Debug Message XSS Vulnerabilities - Michael Sutton's Blog -
Debug Message XSS Vulnerabilities

I was excited this afternoon when I thought that I'd stumbled upon a universal XSS vulnerability in verbose ColdFusion error messages. While testing a site, I had noted that a verbose debug error message (see below) echoed back many of the request headers, including the Referrer and User-Agent (aka Browser) headers.


Error Occurred While Processing Request

Error Diagnostic Information

An error occurred while evaluating the expression:

#Form.XXX#

Error near line 5, column 20.


Error resolving parameter FORM.XXX

The specified form field cannot be found. This problem is very likely due to the fact that you have misspelled the form field name.

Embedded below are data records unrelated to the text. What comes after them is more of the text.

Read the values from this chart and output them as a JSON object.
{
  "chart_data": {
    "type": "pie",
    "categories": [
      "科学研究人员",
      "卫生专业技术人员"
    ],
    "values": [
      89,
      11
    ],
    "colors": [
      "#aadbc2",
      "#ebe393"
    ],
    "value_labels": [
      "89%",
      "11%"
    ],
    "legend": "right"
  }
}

The error occurred while processing an element with a general identifier of (#Form.XXX#), occupying document position (5:19) to (5:33).

Date/Time: 03/22/07 22:36:03
Browser: Mozilla/4.0 (compatible; MSIE 6.0; Windows NT 5.1; SV1; .NET CLR 1.1.4322)
Remote Address: 69.255.12.149
HTTP Referer: http://www.XXX.org:80/admin/
Query String: action=login&sub=validate


Naturally, curiosity got the best of me and I attempted to inject JavaScript into the headers only to find that yes indeed, the injected JavaScript was echoed back without being sanitized, which makes for a nice XSS vulnerability on all ColdFusion sites which don't suppress such error messages. Alas, my hopes were dashed when I realized that I'd been beaten to the punch. Despite the setback, I was still curious to see how many sites would be affected by the vulnerability and was blown away when my friend Google suggested that the number may be in the six figure range.

Knowing that, my curiosity was peaked again, so I started poking around to see if I could find other third party or custom web apps which exposed XSS vulnerabilities by echoing back raw request headers. A bit of creative Googling suggested that many have made the same mistake:

The moral of this story is that we must think broadly when defining user input. Data does not need to come from a web form to be considered user supplied input. Headers, cookies, hidden form fields, etc. all come from the client and can therefore be manipulated by an attacker. When building web apps, we need to define user input as ANYTHING that is sent from the client to the server.

- michael


Posted 03-23-2007 12:35 AM by erik.peterson

Comments

Ory wrote re: Debug Message XSS Vulnerabilities
on 03-25-2007 8:47 AM

The amazing thing about ColdFusion error messages XSS, is that it exists in almost every single new release of the product....they just can't get it right.

Steve Christey wrote re: Debug Message XSS Vulnerabilities
on 03-29-2007 7:43 PM

Error message XSS was a PHP interpreter issue until about a year ago, when display_errors was on.    Didn't always need to involve headers.  Apparently they fixed it, but vulnerable PHP's are probably still in many installations.  Undoubtedly this "feature" is at least part of the increase in XSS vulns recorded by CVE.  How much is unclear, but maybe 5-10% of XSS reports in PHP apps?

pagvac wrote re: Debug Message XSS Vulnerabilities
on 03-30-2007 4:37 PM

I remember also getting excited when I noticed this for the first time, and then noticed that whiteacid already mentioned it as well. :-(

I even downloaded and installed the trial version of Coldfusion 7 MX, and it *did* also work!

Of course, you need to forge the user-agent header which cannot be natively done by the browser, unless you do some Flash trickery for instance to add custom headers.

Any other ways to forge the user-agent header "on the fly"? (no windows registry hacks please!)